Em 2007 foi vice-campeão nacional de Todo o Terreno na classe principal como copiloto e desde os 14 anos quando comprou a primeira prancha de surf que nunca parou de surfar,no reboque de surfistas encontrou o melhor desses dois mundos, a condução e o surf. Com esta sua profissão chegou também, a sua agora segunda casa, a Nazaré. A sua sede insaciável por adrenalina e a paixão pelo mar, teriam obrigatoriamente que o levar até às ondas grandes, nomeadamente na Praia do Norte, junto aos reconhecidos Nic von Rupp, Garrett McNamara, Alex Botelho, entre muitos outros. Eu costumo dizer que no porto de abrigo estão várias equipas mas lá dentro somos uma família. Esta afirmação explica de forma clara o porquê de ter sido apelidado de The Guardian Angel of Nazaré num documentário feito pela Red Bull.
Quando questionado sobre a preferência, entre a Nazaré e Santa Cruz, o seu coração fica dividido. Embora a sua casa oficial esteja em Santa Cruz, também já considera casa, ao lugar onde fica na metade do ano que passa habitualmente na Nazaré. Já as considero família e a vila recebeu-me mesmo de braços abertos. Sinto-me tanto em casa lá como aqui. Aqui não consigo ter tanto trabalho como na Nazaré e na Nazaré não consigo tanto descanso como aqui, diz entre risos. Quanto ao futuro, admite que gostaria de continuar nesta profissão até que se sinta capaz de o fazer, mas confessa um desejo. Custa-me saber o quanto a gasolina e o fumo da mota poluem o mar e também a forma como o barulho afeta os peixes. Gostava de estar envolvido num processo que levasse à criação de uma mota eléctrica, até já contactei a Tesla. A preocupação com o futuro do planeta e com a causa ambiental é algo que lhe diz muito e um dos motivos porque também gosta tanto do espaço do Noah, onde a sustentabilidade foi um dos conceitos chave.
O facto de ter tido este último susto e de estar ainda a recuperar de uma cirurgia, não lhe acalmou de forma nenhuma o desejo de voltar ao mar e é a ideia desse regresso o que verdadeiramente o motiva para trabalhar afincadamente na sua recuperação. Já sobre a possibilidade de voltar a viver em Lisboa, a resposta surge-lhe imediata e natural, a minha mãe continua a ter casa lá, mas mesmo assim, quando tenho de ir lá dois dias seguidos, venho dormir a Santa Cruz, acho que isso diz tudo.

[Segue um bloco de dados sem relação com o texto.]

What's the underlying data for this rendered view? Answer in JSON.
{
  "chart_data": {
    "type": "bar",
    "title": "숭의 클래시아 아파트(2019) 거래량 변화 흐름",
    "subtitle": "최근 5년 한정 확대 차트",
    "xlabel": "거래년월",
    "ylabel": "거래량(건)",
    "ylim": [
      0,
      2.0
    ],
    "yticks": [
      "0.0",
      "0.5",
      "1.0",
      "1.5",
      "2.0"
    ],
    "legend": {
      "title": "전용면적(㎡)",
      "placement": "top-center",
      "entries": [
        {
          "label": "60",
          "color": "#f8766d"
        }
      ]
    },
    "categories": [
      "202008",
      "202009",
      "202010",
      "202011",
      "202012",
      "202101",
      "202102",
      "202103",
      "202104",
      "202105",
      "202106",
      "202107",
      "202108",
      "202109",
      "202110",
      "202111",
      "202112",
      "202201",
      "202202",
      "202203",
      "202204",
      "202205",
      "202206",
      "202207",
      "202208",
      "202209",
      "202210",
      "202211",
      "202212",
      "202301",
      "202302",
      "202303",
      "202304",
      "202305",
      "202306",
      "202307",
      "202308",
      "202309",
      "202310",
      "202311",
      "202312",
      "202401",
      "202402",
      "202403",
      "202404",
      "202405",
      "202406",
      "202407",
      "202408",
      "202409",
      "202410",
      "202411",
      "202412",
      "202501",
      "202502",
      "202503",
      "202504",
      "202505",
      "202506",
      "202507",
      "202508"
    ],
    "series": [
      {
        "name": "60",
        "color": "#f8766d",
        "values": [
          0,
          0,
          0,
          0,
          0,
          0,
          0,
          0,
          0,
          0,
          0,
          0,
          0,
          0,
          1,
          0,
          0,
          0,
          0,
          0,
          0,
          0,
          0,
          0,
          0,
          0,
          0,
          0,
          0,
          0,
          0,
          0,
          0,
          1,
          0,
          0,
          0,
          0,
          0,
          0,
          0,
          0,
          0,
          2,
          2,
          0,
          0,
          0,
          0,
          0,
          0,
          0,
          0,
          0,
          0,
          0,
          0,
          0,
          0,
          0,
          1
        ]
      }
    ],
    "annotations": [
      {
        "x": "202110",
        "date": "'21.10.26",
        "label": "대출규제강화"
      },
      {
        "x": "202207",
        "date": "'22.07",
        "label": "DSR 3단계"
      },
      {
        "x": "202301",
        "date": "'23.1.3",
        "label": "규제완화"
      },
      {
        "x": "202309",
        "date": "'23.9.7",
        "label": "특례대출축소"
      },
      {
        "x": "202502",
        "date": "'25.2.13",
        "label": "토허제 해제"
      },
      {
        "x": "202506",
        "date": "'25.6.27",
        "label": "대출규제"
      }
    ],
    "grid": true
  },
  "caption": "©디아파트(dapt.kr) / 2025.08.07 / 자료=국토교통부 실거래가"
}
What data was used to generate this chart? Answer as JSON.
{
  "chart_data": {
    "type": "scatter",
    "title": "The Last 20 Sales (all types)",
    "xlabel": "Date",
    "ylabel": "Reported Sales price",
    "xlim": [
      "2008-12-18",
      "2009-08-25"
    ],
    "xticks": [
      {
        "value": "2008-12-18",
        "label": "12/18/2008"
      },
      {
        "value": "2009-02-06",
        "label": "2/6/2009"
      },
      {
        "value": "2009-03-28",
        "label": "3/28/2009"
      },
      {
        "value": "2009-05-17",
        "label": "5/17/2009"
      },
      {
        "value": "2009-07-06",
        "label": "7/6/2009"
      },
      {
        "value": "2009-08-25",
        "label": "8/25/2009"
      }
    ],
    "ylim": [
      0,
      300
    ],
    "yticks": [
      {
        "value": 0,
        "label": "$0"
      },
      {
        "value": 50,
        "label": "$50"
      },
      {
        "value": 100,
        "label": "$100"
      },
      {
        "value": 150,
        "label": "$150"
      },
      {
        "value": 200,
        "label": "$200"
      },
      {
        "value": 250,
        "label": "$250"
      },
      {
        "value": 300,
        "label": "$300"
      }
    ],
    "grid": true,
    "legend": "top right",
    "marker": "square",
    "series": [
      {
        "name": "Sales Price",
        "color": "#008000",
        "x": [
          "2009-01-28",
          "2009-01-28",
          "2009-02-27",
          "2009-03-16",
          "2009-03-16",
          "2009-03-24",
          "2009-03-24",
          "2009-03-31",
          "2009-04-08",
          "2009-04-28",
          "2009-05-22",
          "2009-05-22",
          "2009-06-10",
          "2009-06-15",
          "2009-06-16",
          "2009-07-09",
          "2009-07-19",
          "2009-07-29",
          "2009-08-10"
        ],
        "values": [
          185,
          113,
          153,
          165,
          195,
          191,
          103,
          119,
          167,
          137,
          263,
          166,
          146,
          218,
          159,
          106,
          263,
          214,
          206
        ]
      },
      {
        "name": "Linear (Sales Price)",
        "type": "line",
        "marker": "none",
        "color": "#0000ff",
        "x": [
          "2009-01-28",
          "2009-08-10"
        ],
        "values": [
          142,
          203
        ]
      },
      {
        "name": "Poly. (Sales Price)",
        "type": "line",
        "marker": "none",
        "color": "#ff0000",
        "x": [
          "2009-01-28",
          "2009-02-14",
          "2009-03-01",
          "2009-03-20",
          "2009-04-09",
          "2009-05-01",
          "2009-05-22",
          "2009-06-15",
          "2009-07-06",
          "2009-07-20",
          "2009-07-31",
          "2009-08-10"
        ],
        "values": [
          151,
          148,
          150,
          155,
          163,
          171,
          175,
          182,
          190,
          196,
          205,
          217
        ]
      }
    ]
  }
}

Aqui estou ao lado do mar, posso treinar e nem preciso de ginásio, posso ir correr para o pinhal. Aqui a minha vida é muito mais saudável. Para terminarmos este encontro, Sérgio aponta um único lugar como o possível, a praia, e de repente esquecemo-nos das suas muletas e da sua lesão no joelho e é para lá que seguimos, em direção ao seu habitat natural.